Going to be using L'hopital, and related algebraic manipulations to convert to indefinite form 0/0, infinity/infinity

The Attempt at a Solution

My understanding is that this limit produces initially by plugging in 0 the indefinite exponential form 0^0, and so I have the choice to either:

a) take natural log, bring down the x...
b) write in exponential form of 'e'

I always use the log method bc I don't really get truly what's going on in method b. When I use 'a', I end up with the form -x, which gives me a limit of 0. When 'b' is used, the textbook says the limit is 1, because 'e'^xlnx = 'e'^0 = 1. This is in Stewart's single var. calc text as an exponential indefinite form example.

Thanks.

 

[HallsofIvy]

(a) and (b) are essentially the same. Any number, u, can be written as $e^{ln(u)}$ so that $x^x= e^{ln(x^x)}= e^{xln(x)}$. Since $e^x$ is continuous, $lim e^{xln(x)}= e^{\lim (x ln(x)}$.

 

[Square1]

Ok but the book gets an answer of one, and I keep getting zero!

 

[Mark44]

Ok but the book gets an answer of one, and I keep getting zero!
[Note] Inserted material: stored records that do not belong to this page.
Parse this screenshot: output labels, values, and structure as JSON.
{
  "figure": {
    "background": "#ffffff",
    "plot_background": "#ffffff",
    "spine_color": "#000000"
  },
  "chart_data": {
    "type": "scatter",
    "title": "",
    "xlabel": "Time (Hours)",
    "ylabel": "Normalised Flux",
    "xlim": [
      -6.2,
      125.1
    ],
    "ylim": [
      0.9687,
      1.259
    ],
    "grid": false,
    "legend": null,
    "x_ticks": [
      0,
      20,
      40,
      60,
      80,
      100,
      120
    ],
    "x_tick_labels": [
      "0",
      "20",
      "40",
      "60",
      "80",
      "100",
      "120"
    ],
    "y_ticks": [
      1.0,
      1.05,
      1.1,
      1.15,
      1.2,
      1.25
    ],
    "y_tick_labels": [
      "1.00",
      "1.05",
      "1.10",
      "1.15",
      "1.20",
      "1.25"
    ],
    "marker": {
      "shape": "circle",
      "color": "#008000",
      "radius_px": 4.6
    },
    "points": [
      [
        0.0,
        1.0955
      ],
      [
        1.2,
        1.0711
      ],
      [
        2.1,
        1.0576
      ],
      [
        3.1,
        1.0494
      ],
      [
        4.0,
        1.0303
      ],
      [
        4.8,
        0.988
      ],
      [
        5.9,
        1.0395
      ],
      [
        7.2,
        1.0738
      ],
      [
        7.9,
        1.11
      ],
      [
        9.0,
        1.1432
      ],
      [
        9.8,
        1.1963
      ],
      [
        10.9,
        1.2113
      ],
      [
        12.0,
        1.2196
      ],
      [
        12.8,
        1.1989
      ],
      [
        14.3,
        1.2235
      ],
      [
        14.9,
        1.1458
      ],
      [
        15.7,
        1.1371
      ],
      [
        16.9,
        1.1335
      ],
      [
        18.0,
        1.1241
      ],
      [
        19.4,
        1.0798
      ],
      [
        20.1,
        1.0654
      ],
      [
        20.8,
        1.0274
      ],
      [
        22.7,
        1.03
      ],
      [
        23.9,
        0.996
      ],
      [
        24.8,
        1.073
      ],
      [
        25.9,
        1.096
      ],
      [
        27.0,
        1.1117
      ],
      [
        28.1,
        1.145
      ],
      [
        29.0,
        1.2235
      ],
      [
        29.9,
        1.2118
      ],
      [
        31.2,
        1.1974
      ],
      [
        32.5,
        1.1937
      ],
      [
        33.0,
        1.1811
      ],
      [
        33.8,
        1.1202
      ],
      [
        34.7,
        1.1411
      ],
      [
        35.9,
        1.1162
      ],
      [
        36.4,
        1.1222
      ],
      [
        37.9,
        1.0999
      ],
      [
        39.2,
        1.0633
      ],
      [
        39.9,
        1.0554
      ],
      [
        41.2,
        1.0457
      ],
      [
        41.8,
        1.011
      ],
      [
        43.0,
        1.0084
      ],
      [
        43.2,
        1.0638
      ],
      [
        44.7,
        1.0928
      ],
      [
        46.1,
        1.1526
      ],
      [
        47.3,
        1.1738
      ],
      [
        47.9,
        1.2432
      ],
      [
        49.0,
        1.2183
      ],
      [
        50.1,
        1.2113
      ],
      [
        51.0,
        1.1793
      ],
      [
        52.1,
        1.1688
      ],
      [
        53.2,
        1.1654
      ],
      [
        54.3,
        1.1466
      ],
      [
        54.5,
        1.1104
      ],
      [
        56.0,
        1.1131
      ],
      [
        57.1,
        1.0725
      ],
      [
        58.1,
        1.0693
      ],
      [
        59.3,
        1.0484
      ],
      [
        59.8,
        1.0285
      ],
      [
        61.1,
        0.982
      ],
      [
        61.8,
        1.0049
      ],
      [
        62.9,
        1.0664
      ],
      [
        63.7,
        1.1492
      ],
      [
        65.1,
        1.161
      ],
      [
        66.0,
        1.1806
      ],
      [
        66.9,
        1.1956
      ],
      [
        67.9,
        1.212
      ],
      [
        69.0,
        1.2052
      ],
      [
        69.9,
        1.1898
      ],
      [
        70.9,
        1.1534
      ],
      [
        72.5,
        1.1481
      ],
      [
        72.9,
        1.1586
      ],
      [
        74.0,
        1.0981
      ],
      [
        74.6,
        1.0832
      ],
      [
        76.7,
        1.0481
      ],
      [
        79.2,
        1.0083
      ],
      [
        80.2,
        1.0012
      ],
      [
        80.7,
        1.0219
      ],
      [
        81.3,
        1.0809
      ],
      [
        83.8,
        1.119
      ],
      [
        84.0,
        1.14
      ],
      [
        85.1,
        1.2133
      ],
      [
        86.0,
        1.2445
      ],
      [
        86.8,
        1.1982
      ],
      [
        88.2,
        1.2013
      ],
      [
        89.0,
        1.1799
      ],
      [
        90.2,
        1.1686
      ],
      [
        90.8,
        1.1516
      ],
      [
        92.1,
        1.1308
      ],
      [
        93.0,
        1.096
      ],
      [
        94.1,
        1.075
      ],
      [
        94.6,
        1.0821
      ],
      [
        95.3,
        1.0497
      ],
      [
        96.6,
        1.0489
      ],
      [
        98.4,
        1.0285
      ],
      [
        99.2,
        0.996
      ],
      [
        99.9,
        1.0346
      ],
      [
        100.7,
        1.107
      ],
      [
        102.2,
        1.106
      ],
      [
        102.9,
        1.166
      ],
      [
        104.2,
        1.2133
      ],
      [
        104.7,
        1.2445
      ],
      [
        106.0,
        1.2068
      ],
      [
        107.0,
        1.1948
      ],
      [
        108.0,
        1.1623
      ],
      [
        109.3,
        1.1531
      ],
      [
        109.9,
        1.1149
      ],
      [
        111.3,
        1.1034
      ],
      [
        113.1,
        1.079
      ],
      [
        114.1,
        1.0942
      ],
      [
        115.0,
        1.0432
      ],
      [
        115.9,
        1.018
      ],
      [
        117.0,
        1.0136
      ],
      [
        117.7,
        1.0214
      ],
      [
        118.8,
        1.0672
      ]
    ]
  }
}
You might be getting the limit of the ln of your expression. If this limit is 0, then the limit of the expression itself (rather than its ln) will be 1.

Note that under certain conditions, the operations "limit of ..." and "ln of ..." can be switched.

 

[Square1]

Ok I got it! I think it is what mark was talking about.

I evaluated the limit of xlnx = 0, and forgot that by manipulating theoriginal expression to be in terms of ln, that I have lny on the other side. So I forgot to do the last step which is solve for y in lny = 0 , which equals 1.